A tuple space is a tuple of several (possibly multidimensional) action/observation spaces. For our purposes, a tuple space is necessarily multidimensional.

Returns:
  • tuple_action (bool) – Whether the env’s action space is an instance of gym.spaces.Tuple or gym.spaces.Dict.
  • tuple_obs (bool) – Whether the env’s observation space is an instance of gym.spaces.Tuple or gym.spaces.Dict.
numpy_ml.rl_models.rl_utils.is_multidimensional(env)[source]

Check if the action and observation spaces for env are multidimensional or Tuple spaces.

Notes

A multidimensional space is any space whose actions / observations have more than one element in them. This includes Tuple spaces, but also includes single action/observation spaces with several dimensions.

Parameters:env (gym.wrappers or gym.envs instance) – The environment to evaluate.
Returns:
  • md_action (bool) – Whether the env’s action space is multidimensional.
  • md_obs (bool) – Whether the env’s observation space is multidimensional.
  • tuple_action (bool) – Whether the env’s action space is a Tuple instance.
  • tuple_obs (bool) – Whether the env’s observation space is a Tuple instance.
numpy_ml.rl_models.rl_utils.is_continuous(env, tuple_action, tuple_obs)[source]

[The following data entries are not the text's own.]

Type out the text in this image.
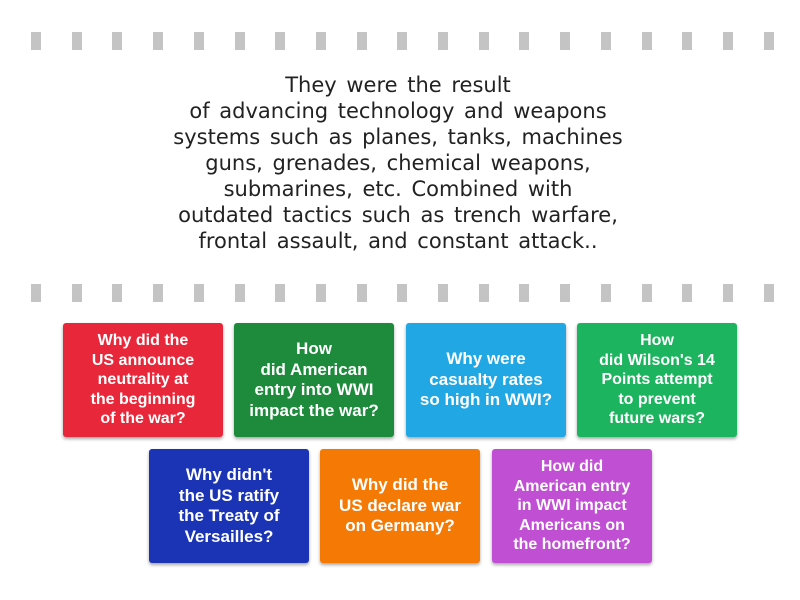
They were the result
of advancing technology and weapons
systems such as planes, tanks, machines
guns, grenades, chemical weapons,
submarines, etc. Combined with
outdated tactics such as trench warfare,
frontal assault, and constant attack..
Why did the
US announce
neutrality at
the beginning
of the war?
How
did American
entry into WWI
impact the war?
Why were
casualty rates
so high in WWI?
How
did Wilson's 14
Points attempt
to prevent
future wars?
Why didn't
the US ratify
the Treaty of
Versailles?
Why did the
US declare war
on Germany?
How did
American entry
in WWI impact
Americans on
the homefront?
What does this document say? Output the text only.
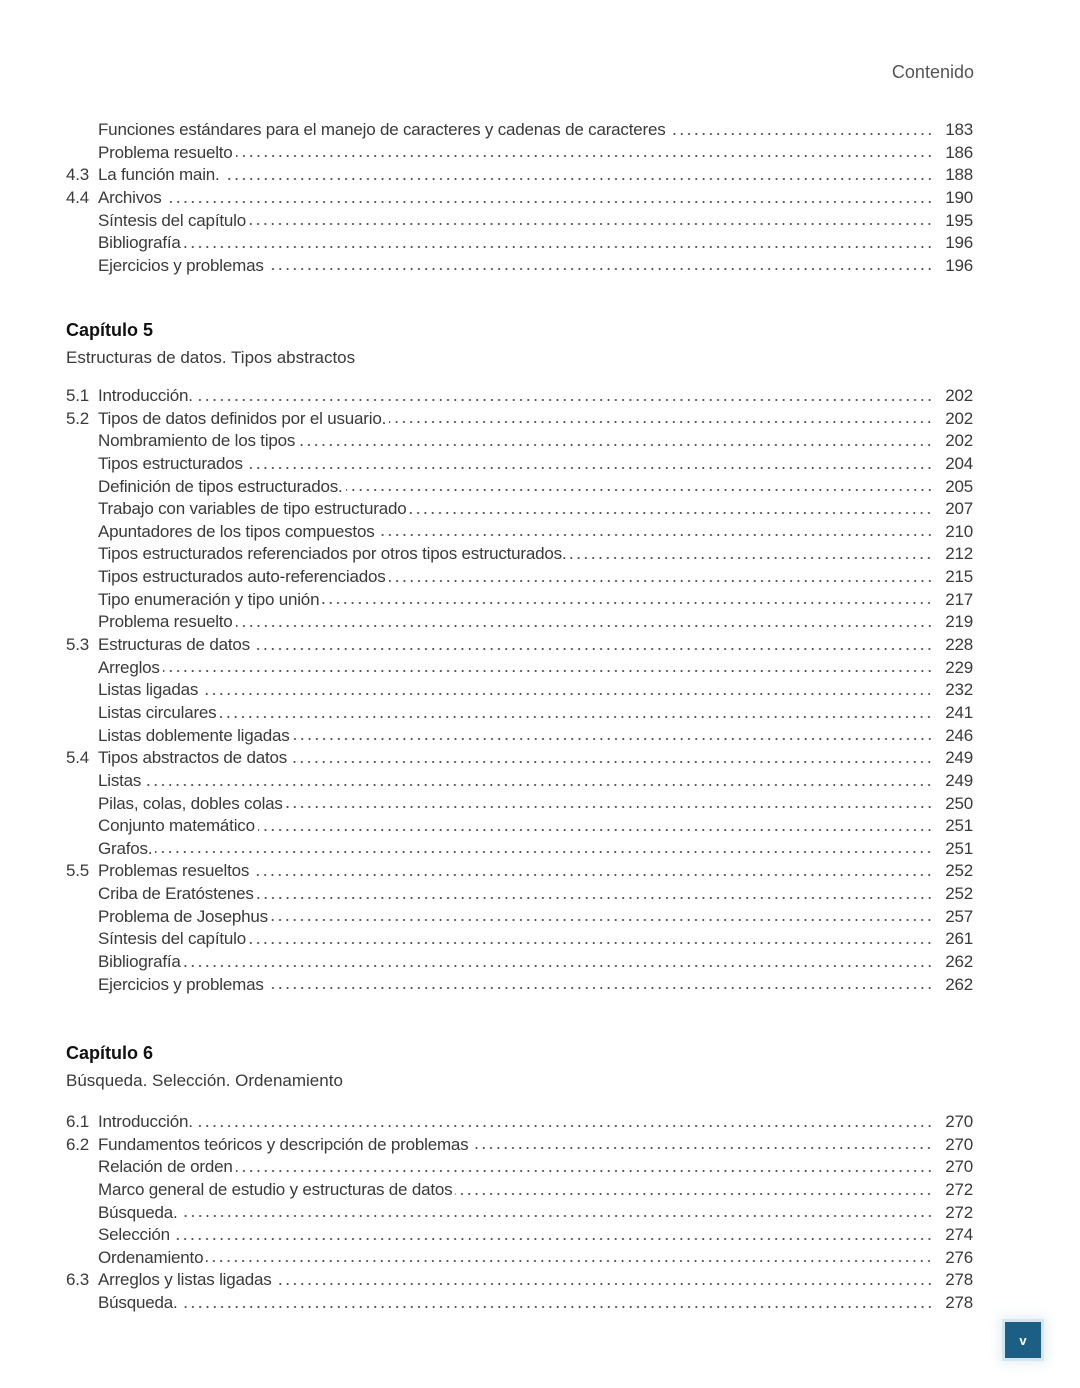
Contenido
Funciones estándares para el manejo de caracteres y cadenas de caracteres	183
Problema resuelto	186
4.3 La función main.	188
4.4 Archivos	190
Síntesis del capítulo	195
Bibliografía	196
Ejercicios y problemas	196
Capítulo 5
Estructuras de datos. Tipos abstractos
5.1 Introducción.	202
5.2 Tipos de datos definidos por el usuario.	202
Nombramiento de los tipos	202
Tipos estructurados	204
Definición de tipos estructurados.	205
Trabajo con variables de tipo estructurado	207
Apuntadores de los tipos compuestos	210
Tipos estructurados referenciados por otros tipos estructurados.	212
Tipos estructurados auto-referenciados	215
Tipo enumeración y tipo unión	217
Problema resuelto	219
5.3 Estructuras de datos	228
Arreglos	229
Listas ligadas	232
Listas circulares	241
Listas doblemente ligadas	246
5.4 Tipos abstractos de datos	249
Listas	249
Pilas, colas, dobles colas	250
Conjunto matemático	251
Grafos.	251
5.5 Problemas resueltos	252
Criba de Eratóstenes	252
Problema de Josephus	257
Síntesis del capítulo	261
Bibliografía	262
Ejercicios y problemas	262
Capítulo 6
Búsqueda. Selección. Ordenamiento
6.1 Introducción.	270
6.2 Fundamentos teóricos y descripción de problemas	270
Relación de orden	270
Marco general de estudio y estructuras de datos	272
Búsqueda.	272
Selección	274
Ordenamiento	276
6.3 Arreglos y listas ligadas	278
Búsqueda.	278
v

Check if an env’s observation and action spaces are continuous.

Parameters:
  • env (gym.wrappers or gym.envs instance) – The environment to evaluate.
  • tuple_action (bool) – Whether the env’s action space is an instance of gym.spaces.Tuple or gym.spaces.Dict.
  • tuple_obs (bool) – Whether the env’s observation space is an instance of gym.spaces.Tuple or gym.spaces.Dict.
Returns:

  • cont_action (bool) – Whether the env’s action space is continuous.
  • cont_obs (bool) – Whether the env’s observation space is continuous.

numpy_ml.rl_models.rl_utils.action_stats(env, md_action, cont_action)[source]

Get information on env’s action space.

Parameters:
  • md_action (bool) – Whether the env’s action space is multidimensional.
  • cont_action (bool) – Whether the env’s action space is continuous.
Returns:

  • n_actions_per_dim (list of length (action_dim,)) – The number of possible actions for each dimension of the action space.
  • action_ids (list or None) – A list of all valid actions within the space. If cont_action is True, this value will be None.
  • action_dim (int or None) – The number of dimensions in a single action.

numpy_ml.rl_models.rl_utils.obs_stats(env, md_obs, cont_obs)[source]

Get information on the observation space for env.

Parameters:
  • env (gym.wrappers or gym.envs instance) – The environment to evaluate.
  • md_obs (bool) – Whether the env’s action space is multidimensional.
  • cont_obs (bool) – Whether the env’s observation space is multidimensional.
Returns:

  • n_obs_per_dim (list of length (obs_dim,)) – The number of possible observation classes for each dimension of the observation space.
  • obs_ids (list or None) – A list of all valid observations within the space. If cont_obs is True, this value will be None.
  • obs_dim (int or None) – The number of dimensions in a single observation.

numpy_ml.rl_models.rl_utils.env_stats(env)[source]

Compute statistics for the current environment.

Parameters:env (gym.wrappers or gym.envs instance) – The environment to evaluate.
Returns:env_info (dict) – A dictionary containing information about the action and observation spaces of env.